2/1 ; Kashihugo

7.5K 1.4K 126
                                    

Kepala adalah tempat paling aman bagi otak untuk bisa digunakan dengan baik. Bagian paling keras hingga ada istilah keras kepala sangking sulitnya bagian itu untuk disakiti. Namun, bagi Hugo saat ini dia merasa kepalanya tidak membuat aman isi di dalamnya. Hugi tidak bisa berpikir dengan baik, bahkan sekarang rasanya begitu sakit karena keluhan pusing akibat permasalahan yang menerpanya.

Hugo tidak pernah mengira bahwa istrinya yang pendiam dan terkesan sangat pasif itu bisa melakukan hal seperti ini. Zema jauh dari kata kejam, bahkan saat Hugo memberikan pernyataan hubungan mereka hanya sebatas teman tidur, perempuan itu tidak memprotes dan mengangguk pasrah.

"Hugo."

Pria itu mendesis dan mengusap wajah penuh kebingungan.

"Kamu mau apa, Cinta? Aku nggak punya waktu untuk mengurus kamu. Aku harus cari istriku."

"Hugo, aku mau minta maaf. Aku menyesal dan ingin menjelaskan ke istri kamu—"

"Cinta, Cinta, Cinta. Tolong berhenti menambah masalah, oke? Aku udah bilang, kan, kalo istriku nggak ada. Aku harus cari dia. Minta maafnya nanti aja."

Hugo tak mau lebih lama ditahan di sini karena istrinya yang sedang mengandung jelas lebih penting. Namun, Cinta menahannya dengan berdiri di depan rumahnya dan terus bicara mengenai penyesalan dan permintaan maaf.

"Aku ikut kamu cari Zema, ya? Aku harus menjelaskan ke dia—"

"Yang ada Ema semakin salah paham! Apa kamu nggak ngerti posisiku sekarang??" Dengan cepat Hugo menunjuk wajah Cinta dengan telunjuknya. "Lagian, apa kamu nggak malu karena udah banyak orang yang anggap kamu pelakor? Aku nggak bisa melanjutkan ini, kesalahpahaman orang lain merugikan aku."

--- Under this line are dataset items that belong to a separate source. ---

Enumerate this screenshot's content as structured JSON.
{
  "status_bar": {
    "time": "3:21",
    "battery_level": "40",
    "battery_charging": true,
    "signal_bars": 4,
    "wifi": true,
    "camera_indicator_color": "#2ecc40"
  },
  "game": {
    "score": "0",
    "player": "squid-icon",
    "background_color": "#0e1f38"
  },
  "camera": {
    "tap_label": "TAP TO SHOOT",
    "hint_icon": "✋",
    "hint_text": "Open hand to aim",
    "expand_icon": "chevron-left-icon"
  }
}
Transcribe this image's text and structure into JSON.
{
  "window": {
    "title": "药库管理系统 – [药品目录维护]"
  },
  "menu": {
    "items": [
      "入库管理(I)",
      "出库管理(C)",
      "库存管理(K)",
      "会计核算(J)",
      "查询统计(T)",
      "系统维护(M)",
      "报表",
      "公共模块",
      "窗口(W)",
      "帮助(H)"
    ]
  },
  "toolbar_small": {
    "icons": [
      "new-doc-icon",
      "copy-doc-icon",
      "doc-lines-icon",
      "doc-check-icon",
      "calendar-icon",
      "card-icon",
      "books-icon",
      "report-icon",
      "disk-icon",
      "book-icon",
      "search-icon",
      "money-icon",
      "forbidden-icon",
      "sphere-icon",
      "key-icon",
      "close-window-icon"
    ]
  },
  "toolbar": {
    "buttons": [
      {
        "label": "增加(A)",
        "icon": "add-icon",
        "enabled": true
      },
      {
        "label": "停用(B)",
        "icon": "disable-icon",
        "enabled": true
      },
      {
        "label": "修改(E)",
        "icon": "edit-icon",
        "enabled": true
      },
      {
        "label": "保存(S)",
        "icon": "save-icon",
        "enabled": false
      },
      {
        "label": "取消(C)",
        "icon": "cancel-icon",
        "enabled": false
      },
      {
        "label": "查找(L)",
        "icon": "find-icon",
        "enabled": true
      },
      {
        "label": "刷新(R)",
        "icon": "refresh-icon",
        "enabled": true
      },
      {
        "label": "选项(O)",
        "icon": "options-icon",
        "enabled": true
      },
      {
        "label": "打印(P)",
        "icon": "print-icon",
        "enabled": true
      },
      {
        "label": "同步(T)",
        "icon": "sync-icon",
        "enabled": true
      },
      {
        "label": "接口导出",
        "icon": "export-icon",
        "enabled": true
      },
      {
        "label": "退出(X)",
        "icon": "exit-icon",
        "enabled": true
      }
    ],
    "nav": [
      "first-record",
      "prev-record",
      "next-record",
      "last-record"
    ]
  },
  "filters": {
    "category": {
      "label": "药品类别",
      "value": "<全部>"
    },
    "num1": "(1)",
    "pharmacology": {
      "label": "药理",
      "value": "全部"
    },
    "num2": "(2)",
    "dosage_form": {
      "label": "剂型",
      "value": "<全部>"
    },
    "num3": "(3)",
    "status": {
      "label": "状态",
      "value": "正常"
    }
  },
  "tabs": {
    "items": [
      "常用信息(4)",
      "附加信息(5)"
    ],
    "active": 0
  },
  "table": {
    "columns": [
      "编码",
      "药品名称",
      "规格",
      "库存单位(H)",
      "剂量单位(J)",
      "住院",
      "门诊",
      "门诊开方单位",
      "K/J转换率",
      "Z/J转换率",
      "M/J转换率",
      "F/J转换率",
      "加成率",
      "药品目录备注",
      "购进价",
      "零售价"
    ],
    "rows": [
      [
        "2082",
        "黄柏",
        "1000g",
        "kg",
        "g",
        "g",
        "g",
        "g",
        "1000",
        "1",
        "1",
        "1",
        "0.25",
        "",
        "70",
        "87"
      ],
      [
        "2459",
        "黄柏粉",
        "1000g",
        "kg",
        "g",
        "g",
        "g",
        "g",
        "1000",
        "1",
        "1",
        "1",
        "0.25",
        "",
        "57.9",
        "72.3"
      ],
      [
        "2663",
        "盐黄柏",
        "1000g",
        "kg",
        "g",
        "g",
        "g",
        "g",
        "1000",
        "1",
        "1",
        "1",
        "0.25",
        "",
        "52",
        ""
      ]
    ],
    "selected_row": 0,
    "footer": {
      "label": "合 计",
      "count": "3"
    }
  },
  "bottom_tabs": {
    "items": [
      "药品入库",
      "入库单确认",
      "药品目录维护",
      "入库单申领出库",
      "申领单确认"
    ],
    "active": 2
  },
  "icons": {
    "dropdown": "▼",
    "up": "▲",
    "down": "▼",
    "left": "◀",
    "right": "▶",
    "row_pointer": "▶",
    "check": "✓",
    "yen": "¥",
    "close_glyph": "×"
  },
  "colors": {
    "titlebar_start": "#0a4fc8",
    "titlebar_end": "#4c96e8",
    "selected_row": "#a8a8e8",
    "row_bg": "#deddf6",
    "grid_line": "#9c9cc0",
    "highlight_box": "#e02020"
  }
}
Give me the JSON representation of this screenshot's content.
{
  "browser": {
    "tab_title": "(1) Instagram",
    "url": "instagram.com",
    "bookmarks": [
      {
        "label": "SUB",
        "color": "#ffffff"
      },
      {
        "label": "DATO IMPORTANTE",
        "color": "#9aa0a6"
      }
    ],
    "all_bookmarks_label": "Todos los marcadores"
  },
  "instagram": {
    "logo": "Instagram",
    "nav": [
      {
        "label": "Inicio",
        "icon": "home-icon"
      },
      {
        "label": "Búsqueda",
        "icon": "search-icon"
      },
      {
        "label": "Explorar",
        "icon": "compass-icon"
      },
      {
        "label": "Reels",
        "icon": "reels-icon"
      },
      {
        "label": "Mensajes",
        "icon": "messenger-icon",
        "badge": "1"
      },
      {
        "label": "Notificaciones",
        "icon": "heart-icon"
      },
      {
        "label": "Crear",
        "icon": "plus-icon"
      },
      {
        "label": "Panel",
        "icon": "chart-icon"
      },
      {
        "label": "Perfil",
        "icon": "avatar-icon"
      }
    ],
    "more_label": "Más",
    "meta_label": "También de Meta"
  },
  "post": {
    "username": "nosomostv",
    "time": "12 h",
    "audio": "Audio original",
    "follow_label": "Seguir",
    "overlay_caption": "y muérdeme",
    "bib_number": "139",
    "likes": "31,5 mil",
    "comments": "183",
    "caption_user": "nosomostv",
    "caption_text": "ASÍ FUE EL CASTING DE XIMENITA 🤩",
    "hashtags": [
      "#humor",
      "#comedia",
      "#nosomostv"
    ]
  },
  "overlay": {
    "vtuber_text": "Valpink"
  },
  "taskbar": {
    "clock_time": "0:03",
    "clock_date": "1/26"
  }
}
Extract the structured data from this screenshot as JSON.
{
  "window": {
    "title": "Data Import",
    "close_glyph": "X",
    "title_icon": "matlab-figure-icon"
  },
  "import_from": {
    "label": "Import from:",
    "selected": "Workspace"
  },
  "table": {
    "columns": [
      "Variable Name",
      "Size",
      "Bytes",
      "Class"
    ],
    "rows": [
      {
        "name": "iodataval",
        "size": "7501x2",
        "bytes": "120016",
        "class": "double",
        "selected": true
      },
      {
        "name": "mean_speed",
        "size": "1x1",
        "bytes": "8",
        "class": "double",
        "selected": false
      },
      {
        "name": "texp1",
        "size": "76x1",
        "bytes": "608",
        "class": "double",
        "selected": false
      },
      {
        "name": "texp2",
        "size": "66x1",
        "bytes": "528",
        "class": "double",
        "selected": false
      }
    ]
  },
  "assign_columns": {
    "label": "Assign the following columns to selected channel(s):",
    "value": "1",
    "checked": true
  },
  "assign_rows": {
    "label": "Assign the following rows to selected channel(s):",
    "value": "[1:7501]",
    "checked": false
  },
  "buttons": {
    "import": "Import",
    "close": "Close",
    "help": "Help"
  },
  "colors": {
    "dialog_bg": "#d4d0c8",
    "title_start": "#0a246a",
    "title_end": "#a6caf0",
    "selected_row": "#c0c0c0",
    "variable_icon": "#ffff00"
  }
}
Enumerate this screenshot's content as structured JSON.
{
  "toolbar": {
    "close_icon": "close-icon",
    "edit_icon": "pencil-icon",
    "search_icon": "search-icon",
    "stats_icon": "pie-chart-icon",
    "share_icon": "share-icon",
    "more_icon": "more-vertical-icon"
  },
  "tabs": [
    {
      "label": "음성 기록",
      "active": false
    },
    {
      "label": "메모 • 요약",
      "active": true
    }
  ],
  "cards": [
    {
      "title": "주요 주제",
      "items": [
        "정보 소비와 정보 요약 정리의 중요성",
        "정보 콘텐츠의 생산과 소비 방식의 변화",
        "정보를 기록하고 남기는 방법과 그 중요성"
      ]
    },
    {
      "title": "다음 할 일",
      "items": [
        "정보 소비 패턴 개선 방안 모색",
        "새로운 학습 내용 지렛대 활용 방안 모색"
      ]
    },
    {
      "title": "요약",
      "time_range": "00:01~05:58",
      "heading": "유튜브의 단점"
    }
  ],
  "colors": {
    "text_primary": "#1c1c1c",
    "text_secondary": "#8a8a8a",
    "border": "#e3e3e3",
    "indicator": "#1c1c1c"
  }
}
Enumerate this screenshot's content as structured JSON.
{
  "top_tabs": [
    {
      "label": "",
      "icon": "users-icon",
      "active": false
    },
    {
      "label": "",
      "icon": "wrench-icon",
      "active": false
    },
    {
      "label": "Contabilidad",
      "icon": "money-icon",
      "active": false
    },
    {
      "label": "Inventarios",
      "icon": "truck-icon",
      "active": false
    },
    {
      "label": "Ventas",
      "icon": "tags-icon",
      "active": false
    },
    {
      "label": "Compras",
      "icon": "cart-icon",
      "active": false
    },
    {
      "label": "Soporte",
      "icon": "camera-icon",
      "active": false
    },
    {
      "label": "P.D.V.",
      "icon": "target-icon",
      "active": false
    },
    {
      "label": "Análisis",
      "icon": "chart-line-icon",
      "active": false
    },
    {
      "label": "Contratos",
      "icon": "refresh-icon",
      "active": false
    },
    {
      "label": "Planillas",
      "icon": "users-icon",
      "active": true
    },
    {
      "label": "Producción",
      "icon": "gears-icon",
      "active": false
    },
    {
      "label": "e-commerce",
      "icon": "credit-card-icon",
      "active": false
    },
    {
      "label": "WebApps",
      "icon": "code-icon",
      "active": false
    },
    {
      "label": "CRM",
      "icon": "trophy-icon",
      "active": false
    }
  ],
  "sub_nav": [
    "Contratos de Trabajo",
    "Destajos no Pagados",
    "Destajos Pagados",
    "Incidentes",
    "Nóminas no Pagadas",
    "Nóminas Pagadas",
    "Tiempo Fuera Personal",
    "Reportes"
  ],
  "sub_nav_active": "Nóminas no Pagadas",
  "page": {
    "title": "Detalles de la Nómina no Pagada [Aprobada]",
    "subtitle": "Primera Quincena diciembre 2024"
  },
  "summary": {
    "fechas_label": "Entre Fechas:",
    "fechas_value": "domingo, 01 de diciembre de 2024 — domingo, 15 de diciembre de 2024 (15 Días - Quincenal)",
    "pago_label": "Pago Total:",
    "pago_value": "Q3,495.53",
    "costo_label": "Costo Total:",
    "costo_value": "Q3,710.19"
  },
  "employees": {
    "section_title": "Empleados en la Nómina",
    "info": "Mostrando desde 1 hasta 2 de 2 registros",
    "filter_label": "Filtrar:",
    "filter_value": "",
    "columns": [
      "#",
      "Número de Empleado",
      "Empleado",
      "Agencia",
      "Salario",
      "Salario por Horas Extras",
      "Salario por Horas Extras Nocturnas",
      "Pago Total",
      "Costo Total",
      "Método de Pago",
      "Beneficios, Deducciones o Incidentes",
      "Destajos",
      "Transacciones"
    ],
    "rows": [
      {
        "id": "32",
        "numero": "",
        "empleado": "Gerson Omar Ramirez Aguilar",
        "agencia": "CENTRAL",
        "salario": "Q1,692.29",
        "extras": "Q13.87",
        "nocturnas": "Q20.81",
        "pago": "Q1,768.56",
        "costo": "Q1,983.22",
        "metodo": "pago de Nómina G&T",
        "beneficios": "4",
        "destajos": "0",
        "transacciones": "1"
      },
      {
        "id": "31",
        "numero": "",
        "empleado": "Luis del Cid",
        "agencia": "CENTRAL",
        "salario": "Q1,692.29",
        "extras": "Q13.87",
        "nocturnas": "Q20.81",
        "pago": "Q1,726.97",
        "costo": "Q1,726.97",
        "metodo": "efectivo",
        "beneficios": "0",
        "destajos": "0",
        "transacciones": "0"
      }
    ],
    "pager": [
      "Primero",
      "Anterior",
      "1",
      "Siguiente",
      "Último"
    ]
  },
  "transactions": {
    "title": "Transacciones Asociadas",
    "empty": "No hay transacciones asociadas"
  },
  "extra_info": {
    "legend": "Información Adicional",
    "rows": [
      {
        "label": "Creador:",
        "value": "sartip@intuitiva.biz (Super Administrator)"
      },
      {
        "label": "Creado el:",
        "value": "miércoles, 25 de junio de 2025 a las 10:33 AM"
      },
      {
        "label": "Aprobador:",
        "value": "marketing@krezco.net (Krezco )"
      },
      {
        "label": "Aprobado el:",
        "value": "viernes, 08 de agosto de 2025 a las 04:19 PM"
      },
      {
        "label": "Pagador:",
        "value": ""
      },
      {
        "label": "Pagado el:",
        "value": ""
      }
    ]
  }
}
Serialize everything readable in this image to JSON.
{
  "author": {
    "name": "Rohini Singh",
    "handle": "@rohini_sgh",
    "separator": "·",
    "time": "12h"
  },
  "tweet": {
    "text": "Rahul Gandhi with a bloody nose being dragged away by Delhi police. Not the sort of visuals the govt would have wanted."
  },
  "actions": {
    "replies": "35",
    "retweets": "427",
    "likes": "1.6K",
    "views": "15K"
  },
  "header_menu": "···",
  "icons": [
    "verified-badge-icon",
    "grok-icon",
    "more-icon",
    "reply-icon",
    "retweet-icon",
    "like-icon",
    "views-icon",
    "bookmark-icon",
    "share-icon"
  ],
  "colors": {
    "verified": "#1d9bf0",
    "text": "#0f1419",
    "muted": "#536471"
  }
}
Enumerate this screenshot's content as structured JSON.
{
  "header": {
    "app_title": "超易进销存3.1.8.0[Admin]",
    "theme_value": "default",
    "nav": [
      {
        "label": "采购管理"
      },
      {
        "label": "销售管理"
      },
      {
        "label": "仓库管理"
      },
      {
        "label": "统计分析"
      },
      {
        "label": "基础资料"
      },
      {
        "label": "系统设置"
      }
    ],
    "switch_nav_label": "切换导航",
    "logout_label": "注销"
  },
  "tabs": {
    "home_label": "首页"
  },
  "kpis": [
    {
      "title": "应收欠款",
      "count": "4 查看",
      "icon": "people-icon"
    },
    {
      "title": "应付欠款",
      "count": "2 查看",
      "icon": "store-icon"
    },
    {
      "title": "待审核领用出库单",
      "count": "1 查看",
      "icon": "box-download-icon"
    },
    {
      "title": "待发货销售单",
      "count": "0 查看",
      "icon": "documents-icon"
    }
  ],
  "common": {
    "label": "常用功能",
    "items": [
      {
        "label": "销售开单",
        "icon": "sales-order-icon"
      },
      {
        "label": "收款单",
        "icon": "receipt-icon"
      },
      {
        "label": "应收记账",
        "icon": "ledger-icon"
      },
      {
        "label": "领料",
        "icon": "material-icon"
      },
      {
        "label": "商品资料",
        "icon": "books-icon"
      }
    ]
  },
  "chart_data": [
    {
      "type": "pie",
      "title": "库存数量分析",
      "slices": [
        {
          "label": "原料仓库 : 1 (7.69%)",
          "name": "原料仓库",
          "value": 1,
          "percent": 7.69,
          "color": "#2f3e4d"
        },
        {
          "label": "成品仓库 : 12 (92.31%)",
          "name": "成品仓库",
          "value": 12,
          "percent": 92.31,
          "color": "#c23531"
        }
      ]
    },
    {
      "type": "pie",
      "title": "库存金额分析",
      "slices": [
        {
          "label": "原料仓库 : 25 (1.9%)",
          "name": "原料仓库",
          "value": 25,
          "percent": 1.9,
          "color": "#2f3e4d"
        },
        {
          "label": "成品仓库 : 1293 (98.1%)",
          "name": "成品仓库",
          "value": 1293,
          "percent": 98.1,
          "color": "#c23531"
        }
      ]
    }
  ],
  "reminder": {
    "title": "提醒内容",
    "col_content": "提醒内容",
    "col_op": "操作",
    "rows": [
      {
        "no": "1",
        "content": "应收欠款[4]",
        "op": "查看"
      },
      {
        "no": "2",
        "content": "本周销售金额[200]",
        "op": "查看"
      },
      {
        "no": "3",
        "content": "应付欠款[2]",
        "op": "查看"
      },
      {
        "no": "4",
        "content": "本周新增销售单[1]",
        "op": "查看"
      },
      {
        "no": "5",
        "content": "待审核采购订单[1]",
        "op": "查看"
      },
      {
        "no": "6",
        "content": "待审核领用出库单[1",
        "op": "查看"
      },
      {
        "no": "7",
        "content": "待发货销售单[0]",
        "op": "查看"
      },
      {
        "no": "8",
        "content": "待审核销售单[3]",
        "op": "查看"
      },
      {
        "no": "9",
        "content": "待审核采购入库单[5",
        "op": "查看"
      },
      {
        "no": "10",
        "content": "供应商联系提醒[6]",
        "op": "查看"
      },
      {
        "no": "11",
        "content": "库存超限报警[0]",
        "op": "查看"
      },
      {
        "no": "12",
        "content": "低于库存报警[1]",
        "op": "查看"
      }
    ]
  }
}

Hugo dengan cepat bergerak untuk mencari tempat praktek aborsi yang ada di sekitar Jakarta. Pria itu agak mendorong tubuh Cinta untuk menyingkir karena wanita itu tidak kunjung menyingkir.

Saat tangannya siap menutup pintu mobil, Cinta kembali menahannya.

"Hugo," panggil wanita itu.

"Apa lagi, Cinta?! Aku buru-buru!"

"Apa kamu ... mencintai Zema?"

Hugo mendengkus. "Menurut kamu apa yang membuat aku bisa bertahan selama tiga tahun?"

"Tapi kamu bilang kalo sifat Zema yang terlalu pendiam dan penurut itu nggak menyenangkan selama kalian menikah."

"Aku nggak suka sifatnya yang pasif, bukan berarti aku nggak suka keseluruhan yang Ema punya." Hugo melepaskan tangan Cinta dari pintu mobil. "Berhenti membuat asumsi sendiri. Aku udah bilang dari awal, aku hanya menganggap kamu teman, Cinta."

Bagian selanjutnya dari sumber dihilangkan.